| > A directional antenna is a bit of a problem, since it is not small for
| > 72Mhz. The new 2.4Ghz R/C radios might be a better bet.
| > Next, the R/C A/C must transmit the GPS location. The GPS data transmitter
| > may cause problems with the R/C receiver.
| > Finally, elevation of the R/C A/C may be a problem with a really
| > antenna, and require height as well as bearing tracking.
| > Out of direct sight operation is highly frowned upon for security reasons.
| > A small amount of C4 in a R/C A/C is a terrorist weapon.
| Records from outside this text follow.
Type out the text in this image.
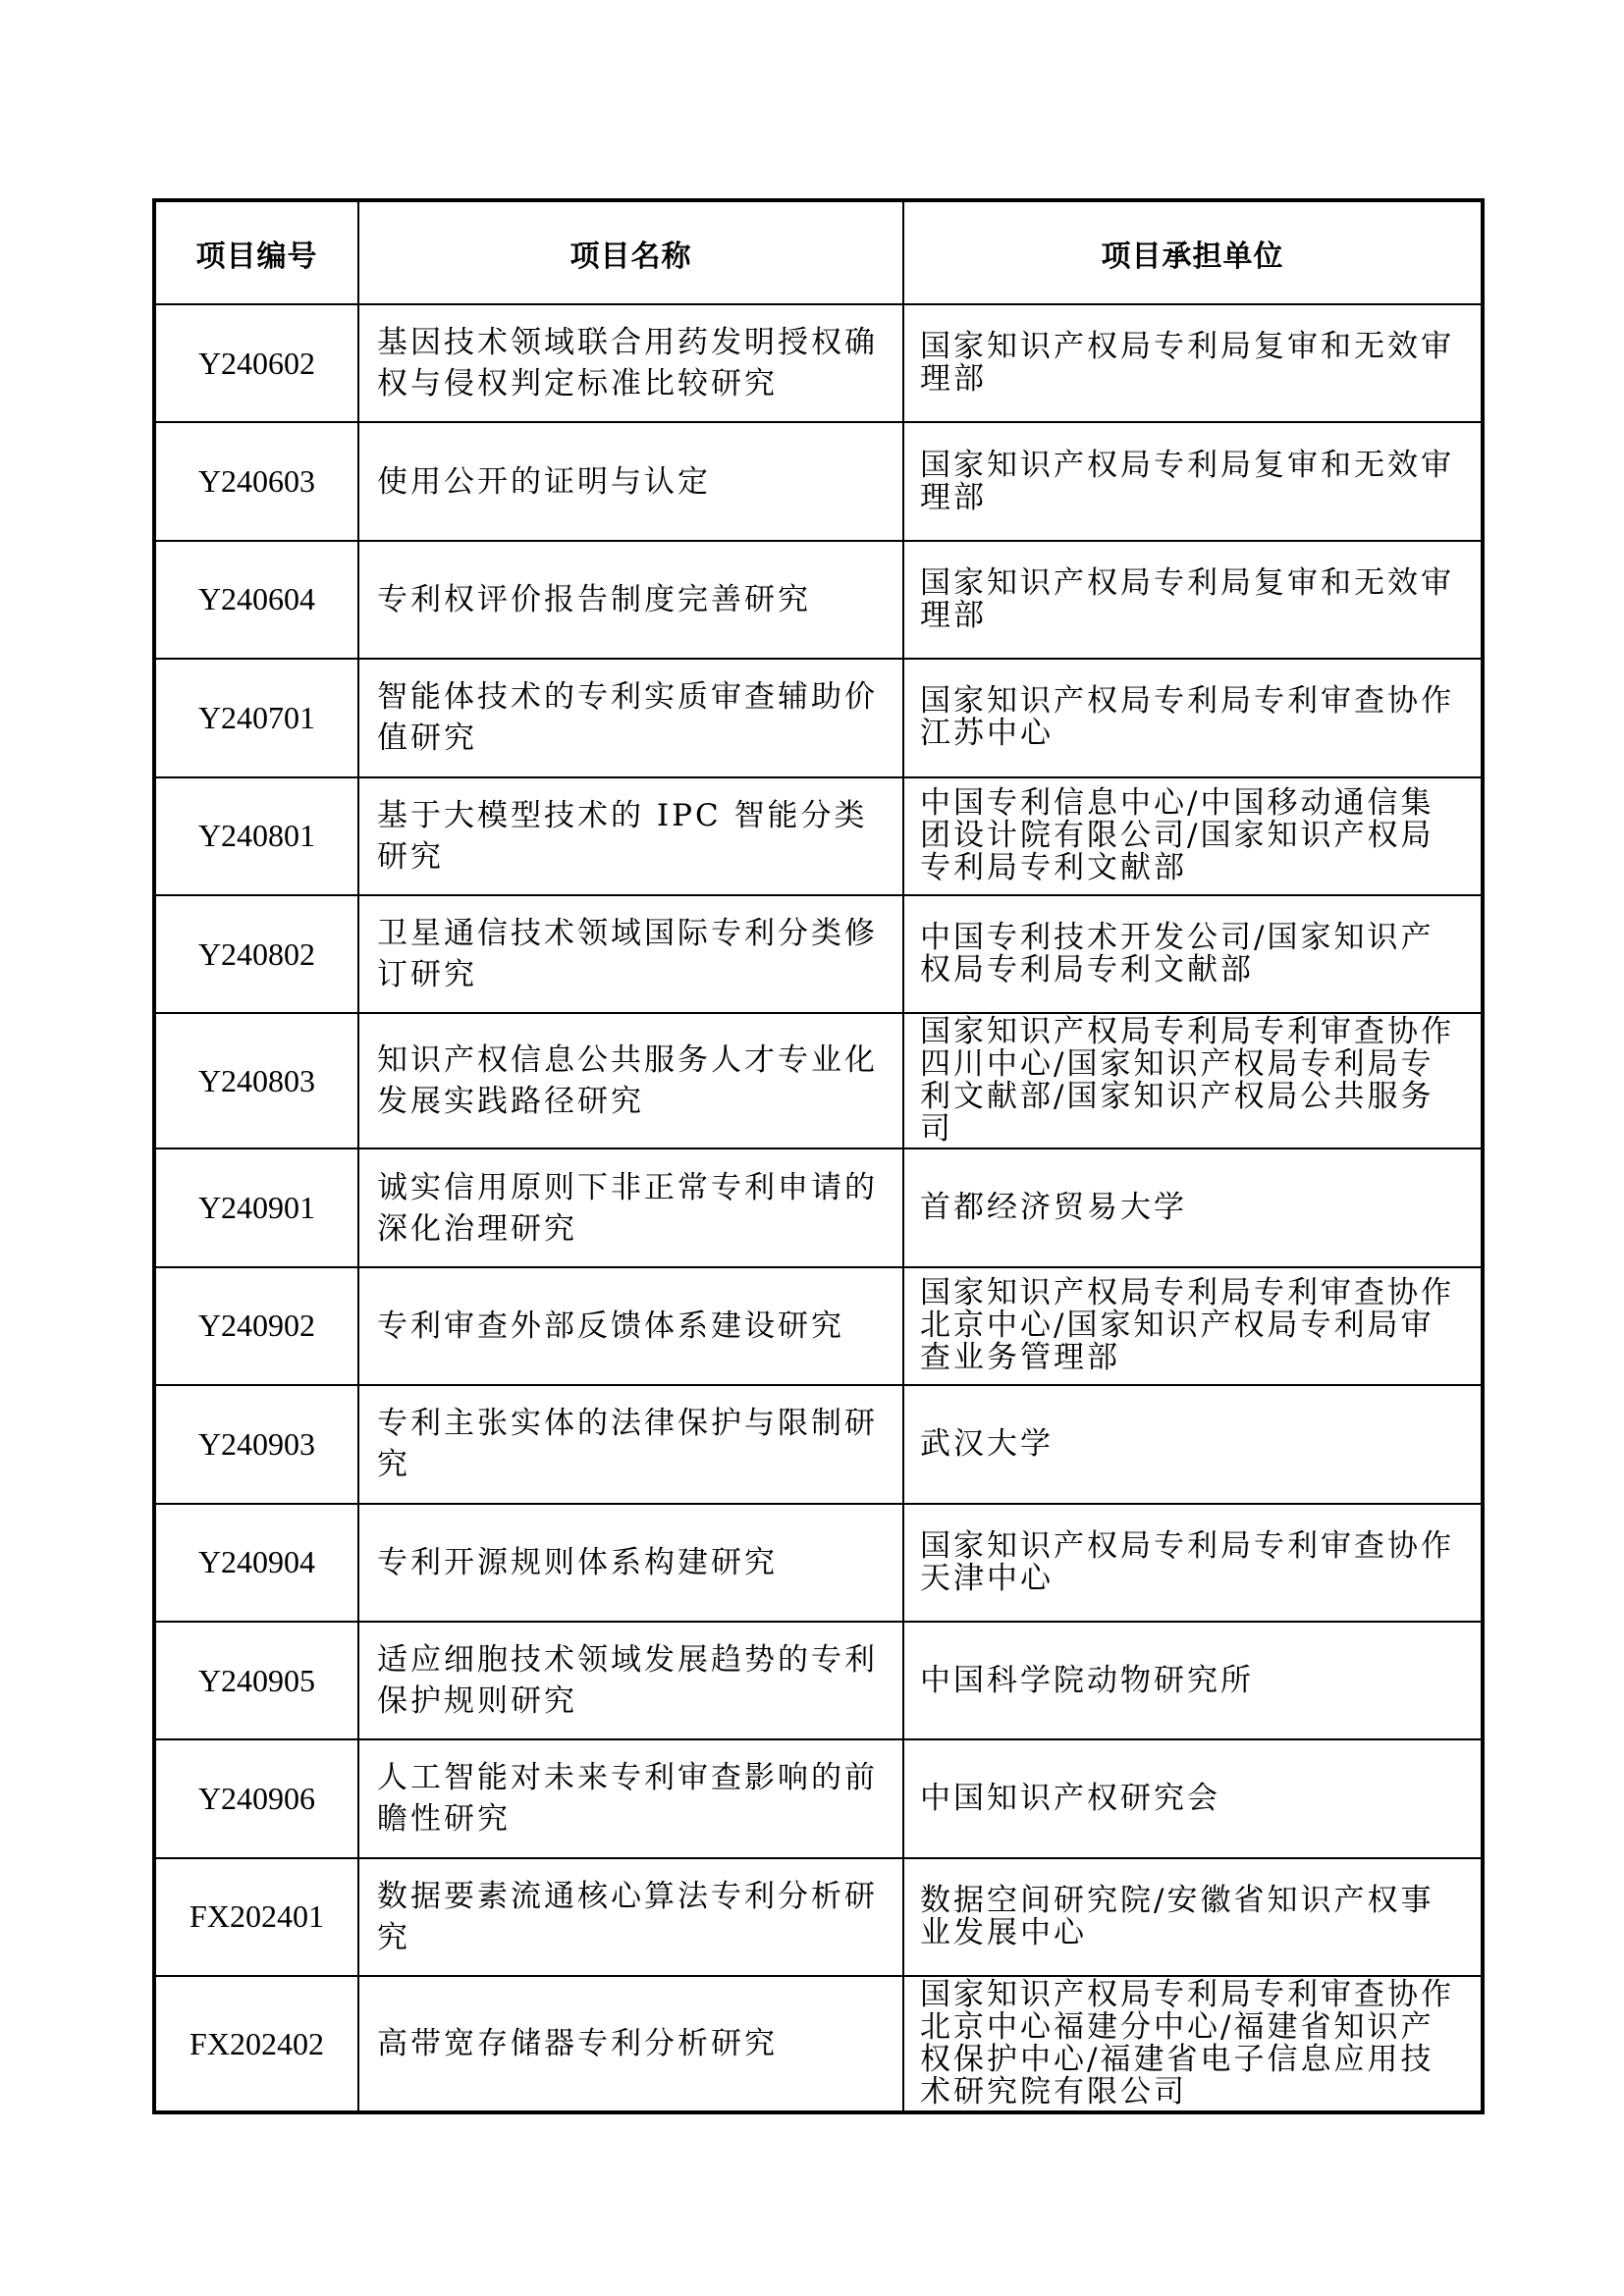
项目编号	项目名称	项目承担单位
Y240602	基因技术领域联合用药发明授权确权与侵权判定标准比较研究	国家知识产权局专利局复审和无效审理部
Y240603	使用公开的证明与认定	国家知识产权局专利局复审和无效审理部
Y240604	专利权评价报告制度完善研究	国家知识产权局专利局复审和无效审理部
Y240701	智能体技术的专利实质审查辅助价值研究	国家知识产权局专利局专利审查协作江苏中心
Y240801	基于大模型技术的 IPC 智能分类研究	中国专利信息中心/中国移动通信集团设计院有限公司/国家知识产权局专利局专利文献部
Y240802	卫星通信技术领域国际专利分类修订研究	中国专利技术开发公司/国家知识产权局专利局专利文献部
Y240803	知识产权信息公共服务人才专业化发展实践路径研究	国家知识产权局专利局专利审查协作四川中心/国家知识产权局专利局专利文献部/国家知识产权局公共服务司
Y240901	诚实信用原则下非正常专利申请的深化治理研究	首都经济贸易大学
Y240902	专利审查外部反馈体系建设研究	国家知识产权局专利局专利审查协作北京中心/国家知识产权局专利局审查业务管理部
Y240903	专利主张实体的法律保护与限制研究	武汉大学
Y240904	专利开源规则体系构建研究	国家知识产权局专利局专利审查协作天津中心
Y240905	适应细胞技术领域发展趋势的专利保护规则研究	中国科学院动物研究所
Y240906	人工智能对未来专利审查影响的前瞻性研究	中国知识产权研究会
FX202401	数据要素流通核心算法专利分析研究	数据空间研究院/安徽省知识产权事业发展中心
FX202402	高带宽存储器专利分析研究	国家知识产权局专利局专利审查协作北京中心福建分中心/福建省知识产权保护中心/福建省电子信息应用技术研究院有限公司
A really poor terrorist weapon.
Landing your plane on a specific spot right in front of you is
difficult enough. Deliberately hitting something hundreds of feet
away is almost impossible.
And then even assuming you could precisely hit your target, a small
amount of C4 wouldn't do much damage.
Sorry, but R/C planes make really poor cruise missiles.
A molotov cocktail would be a lot more effective.
| Let's not mention this out load please...
Oh, because nobody else has considered this?
| If anyone would actually do this, model airplane hobby as we know it
| would be gone.
Maybe, maybe not. But certainly, not talking about it on r.m.r.a
isn't likely to make a big difference in it either way.
| In the U.S. at least :)
| Joke aside, it's actually not very hard to do something like that with all
| the technology available to ordinary consumers.
It's harder than you might think. It's doable, but not easy.
| I admire the folks that managed to get a model airplane from Canada (was
| it?) to Ireland. That could not have happened without this tech.
It could have, but would have been much more difficult. Fly the plane
from a boat that follows it? It's possible.
Since the FAI recently moved this record into a category for
autonomous flight, I can see him doing the flight again, but this time
controlling it the entire way -- he does like his records.
Doug McLaren, email@example.com
When I die, I want to donate my body to science fiction.